Bung Anonimous dan pembaca Quality Forum yg budiman, perusahaan-perusahaan ternama di dunia yg di negaranya tidak lagi berdiri perusahaan manufaktur karena alasan daya saing dll, tentu saja akan melakukan Outsourcing ke perusahaan lain. Demi menjaga image dan kualitas produknya, dia bisa saja menempatkan personilnya untuk mengawasi proses yg ada di perusahaan yg diserahinya pekerjaan itu. Mulai dari pemilihan (sortir) bahan baku, pengawasan proses produksi, sampai Packaging, bahkan penyimpanan atau pergudangan.

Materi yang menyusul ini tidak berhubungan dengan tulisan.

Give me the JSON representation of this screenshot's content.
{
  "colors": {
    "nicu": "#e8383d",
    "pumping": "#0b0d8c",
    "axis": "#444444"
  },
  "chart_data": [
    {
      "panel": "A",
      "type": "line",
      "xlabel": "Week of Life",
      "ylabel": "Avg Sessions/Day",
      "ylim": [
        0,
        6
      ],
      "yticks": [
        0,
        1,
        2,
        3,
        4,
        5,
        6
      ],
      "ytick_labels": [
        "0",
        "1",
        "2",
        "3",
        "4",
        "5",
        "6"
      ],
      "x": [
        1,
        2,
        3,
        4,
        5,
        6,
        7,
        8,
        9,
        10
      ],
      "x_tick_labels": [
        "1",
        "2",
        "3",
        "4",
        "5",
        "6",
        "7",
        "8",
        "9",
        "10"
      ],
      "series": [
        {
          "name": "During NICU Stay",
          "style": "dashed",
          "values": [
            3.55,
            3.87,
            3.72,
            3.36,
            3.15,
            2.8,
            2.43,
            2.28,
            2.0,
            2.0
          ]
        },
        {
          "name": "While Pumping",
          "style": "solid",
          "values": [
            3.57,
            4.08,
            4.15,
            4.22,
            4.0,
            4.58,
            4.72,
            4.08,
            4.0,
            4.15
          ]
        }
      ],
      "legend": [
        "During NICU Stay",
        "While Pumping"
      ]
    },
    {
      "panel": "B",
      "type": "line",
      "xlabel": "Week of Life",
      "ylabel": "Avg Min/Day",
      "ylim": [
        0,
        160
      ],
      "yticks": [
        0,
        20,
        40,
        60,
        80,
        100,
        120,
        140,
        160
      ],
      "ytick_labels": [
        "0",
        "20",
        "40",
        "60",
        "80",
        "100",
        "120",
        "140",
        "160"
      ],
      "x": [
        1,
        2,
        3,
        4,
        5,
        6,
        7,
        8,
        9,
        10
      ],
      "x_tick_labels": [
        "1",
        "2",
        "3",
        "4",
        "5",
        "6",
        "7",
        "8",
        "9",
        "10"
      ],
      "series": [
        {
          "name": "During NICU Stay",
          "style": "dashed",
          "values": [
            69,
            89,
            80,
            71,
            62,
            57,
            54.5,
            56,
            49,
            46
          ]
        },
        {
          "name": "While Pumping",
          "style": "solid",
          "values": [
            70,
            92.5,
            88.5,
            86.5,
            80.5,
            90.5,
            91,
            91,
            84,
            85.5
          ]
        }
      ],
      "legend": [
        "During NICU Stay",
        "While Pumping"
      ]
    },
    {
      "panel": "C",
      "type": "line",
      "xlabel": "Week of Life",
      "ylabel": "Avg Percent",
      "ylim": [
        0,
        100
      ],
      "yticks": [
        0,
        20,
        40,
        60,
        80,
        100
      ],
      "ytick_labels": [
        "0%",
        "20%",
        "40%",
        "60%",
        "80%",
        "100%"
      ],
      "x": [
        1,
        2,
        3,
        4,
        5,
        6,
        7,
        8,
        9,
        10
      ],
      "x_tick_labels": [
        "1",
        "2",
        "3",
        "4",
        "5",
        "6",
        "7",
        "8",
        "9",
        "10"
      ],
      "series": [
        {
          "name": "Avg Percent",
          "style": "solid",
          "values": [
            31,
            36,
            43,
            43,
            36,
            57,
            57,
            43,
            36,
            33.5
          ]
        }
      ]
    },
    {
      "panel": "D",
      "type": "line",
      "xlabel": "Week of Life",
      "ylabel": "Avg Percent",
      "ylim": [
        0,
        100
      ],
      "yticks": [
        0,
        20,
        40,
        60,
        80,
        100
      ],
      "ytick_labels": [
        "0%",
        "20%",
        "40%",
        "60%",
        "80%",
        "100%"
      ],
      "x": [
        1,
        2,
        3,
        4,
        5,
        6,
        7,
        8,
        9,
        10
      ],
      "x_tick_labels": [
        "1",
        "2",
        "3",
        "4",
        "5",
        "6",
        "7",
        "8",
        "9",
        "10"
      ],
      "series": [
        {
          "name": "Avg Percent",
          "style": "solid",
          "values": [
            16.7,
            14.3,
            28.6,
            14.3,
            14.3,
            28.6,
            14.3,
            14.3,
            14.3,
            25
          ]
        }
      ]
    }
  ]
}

Poinnya, perjanjian kontrak dalam hal Outsourcing memang memegang peranan yg sangat krusial. Namun demikian, prosedur atau IK Outsourcing kita harus secara jelas dan tegas memuat adanya proses pemastian terhadap kemampuan pihak lain yg akan kita serahi pekerjaan Outsourcing tsb sejauh mana kapabilitasnya. Sehingga kita bisa yakin bahwa kualitas produk yg kita Outsourcing-kan tsb sesuai dengan persyaratan yg kita tentukan. Tidak hanya itu, setelah proses pemastian tsb, apa tindakan selanjutnya, dst, harus ditegaskan di dalam prosedur / IK Outsourcing kita.

Mudah-mudahan Sharing ini cukup menjawab pertanyaan Bung Anonimous. Apakah perlu contoh prosedur atau IK Outsourcing? Silakan Bung Anonimous, atau pembaca Quality Forum lainnya menanggapi. Terima kasih. Salam Mutu.